Opiates are extremely powerful drugs. When someone becomes addicted to opiates, the addiction begins to take over his or her life. If people attempt to stop taking the opiates, then they will most likely experience unpleasant withdrawal symptoms. Below are some of the symptoms that one may experience while withdrawing from opiates:

Early Symptoms

Most people will begin to experience symptoms within 12 hours of withdrawing from opiates. Muscle soreness is one of the early symptoms of opiate withdrawal. One may also experience muscle pain, increased eye tearing, cough and runny nose. These symptoms are similar to the ones that you may experience if you have seasonal allergies or influenza.

Later Symptoms

The symptoms have a tendency to intensify as the withdrawal progresses. One may begin to experience new symptoms, such as vomiting, diarrhea, nausea, abdominal cramping, and goose bumps. People may also notice that their craving for opiates intensifies. The reason that the symptoms intensify during the late stage of opiate withdrawal is because of the signals that the brain is sending. The brain is telling the body that it has been awhile since the person has had any opiates. Fighting the craving intensifies the symptoms.

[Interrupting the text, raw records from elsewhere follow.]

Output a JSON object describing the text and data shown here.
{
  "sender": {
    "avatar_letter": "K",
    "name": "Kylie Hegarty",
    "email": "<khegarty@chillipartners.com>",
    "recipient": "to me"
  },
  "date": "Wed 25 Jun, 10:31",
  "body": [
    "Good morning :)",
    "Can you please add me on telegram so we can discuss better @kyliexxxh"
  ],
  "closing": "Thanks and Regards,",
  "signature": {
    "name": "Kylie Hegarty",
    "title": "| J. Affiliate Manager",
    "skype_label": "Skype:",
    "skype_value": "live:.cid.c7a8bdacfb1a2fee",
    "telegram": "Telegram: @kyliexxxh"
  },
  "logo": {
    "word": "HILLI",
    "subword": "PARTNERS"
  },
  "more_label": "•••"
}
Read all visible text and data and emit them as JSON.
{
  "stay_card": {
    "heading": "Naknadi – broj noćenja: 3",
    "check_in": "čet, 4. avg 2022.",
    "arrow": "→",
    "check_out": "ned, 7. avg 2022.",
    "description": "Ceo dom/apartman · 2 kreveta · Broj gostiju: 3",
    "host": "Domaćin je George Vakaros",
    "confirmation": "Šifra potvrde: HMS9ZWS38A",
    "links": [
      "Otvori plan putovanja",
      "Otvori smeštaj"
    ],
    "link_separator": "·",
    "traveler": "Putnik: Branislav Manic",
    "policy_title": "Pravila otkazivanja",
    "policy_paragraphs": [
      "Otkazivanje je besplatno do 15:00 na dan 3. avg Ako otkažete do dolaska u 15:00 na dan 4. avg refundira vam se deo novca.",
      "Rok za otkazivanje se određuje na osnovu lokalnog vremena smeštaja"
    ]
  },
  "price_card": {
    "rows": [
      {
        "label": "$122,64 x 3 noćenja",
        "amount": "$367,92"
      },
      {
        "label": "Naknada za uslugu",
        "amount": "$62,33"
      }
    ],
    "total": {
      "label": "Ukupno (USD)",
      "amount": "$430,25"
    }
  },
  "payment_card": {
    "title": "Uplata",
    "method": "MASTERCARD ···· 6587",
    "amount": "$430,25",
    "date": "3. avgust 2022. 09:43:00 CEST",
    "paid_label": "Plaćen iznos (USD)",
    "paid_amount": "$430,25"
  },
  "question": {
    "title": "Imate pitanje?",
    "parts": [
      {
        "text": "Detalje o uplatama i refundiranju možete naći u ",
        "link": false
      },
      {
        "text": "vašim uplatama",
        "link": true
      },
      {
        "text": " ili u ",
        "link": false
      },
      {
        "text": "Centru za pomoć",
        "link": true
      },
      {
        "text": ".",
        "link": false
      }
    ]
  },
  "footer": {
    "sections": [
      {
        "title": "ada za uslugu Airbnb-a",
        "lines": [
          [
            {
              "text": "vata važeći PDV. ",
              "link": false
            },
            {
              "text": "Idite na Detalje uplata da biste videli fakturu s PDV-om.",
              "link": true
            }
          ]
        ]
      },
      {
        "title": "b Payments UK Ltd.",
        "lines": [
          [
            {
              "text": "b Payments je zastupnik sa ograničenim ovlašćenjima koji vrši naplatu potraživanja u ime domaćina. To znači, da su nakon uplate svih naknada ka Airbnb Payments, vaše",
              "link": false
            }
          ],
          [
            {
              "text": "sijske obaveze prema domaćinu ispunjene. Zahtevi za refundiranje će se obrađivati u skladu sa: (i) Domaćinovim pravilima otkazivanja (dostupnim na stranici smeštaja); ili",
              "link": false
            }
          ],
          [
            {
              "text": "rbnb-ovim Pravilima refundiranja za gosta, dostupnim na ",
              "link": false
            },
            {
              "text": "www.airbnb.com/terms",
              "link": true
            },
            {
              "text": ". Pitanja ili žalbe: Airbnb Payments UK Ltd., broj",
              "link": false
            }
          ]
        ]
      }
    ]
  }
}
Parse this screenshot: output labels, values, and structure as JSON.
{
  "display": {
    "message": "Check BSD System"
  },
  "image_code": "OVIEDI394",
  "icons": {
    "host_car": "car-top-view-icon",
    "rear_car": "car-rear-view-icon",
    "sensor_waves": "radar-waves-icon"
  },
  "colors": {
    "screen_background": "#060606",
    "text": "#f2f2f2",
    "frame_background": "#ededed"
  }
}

Other symptoms that someone may experience during the late stage of opiate withdrawal include dilated pupils, loss of appetite, and fever. These symptoms will typically last from seven to 10 days. However, in some cases, they can last for more than four weeks.

Psychological Symptoms

Not only will someone experience physical symptoms while going through opiate withdrawal, he or she may also experience psychological symptoms. Some of those symptoms include an inability to concentrate, agitation and irritability. Even after the physical symptoms of withdrawal go away, the psychological symptoms can linger for a long time.

Going through withdrawal is extremely difficult. However, it is important for people to avoid using opiates or similar substances. If people use opiates or other substances during the withdrawal process, then they may suffer a relapse. They may also notice that the withdrawal symptoms are more intense. Fortunately, the withdrawal symptoms will subside as time goes on, and the person will begin to feel better.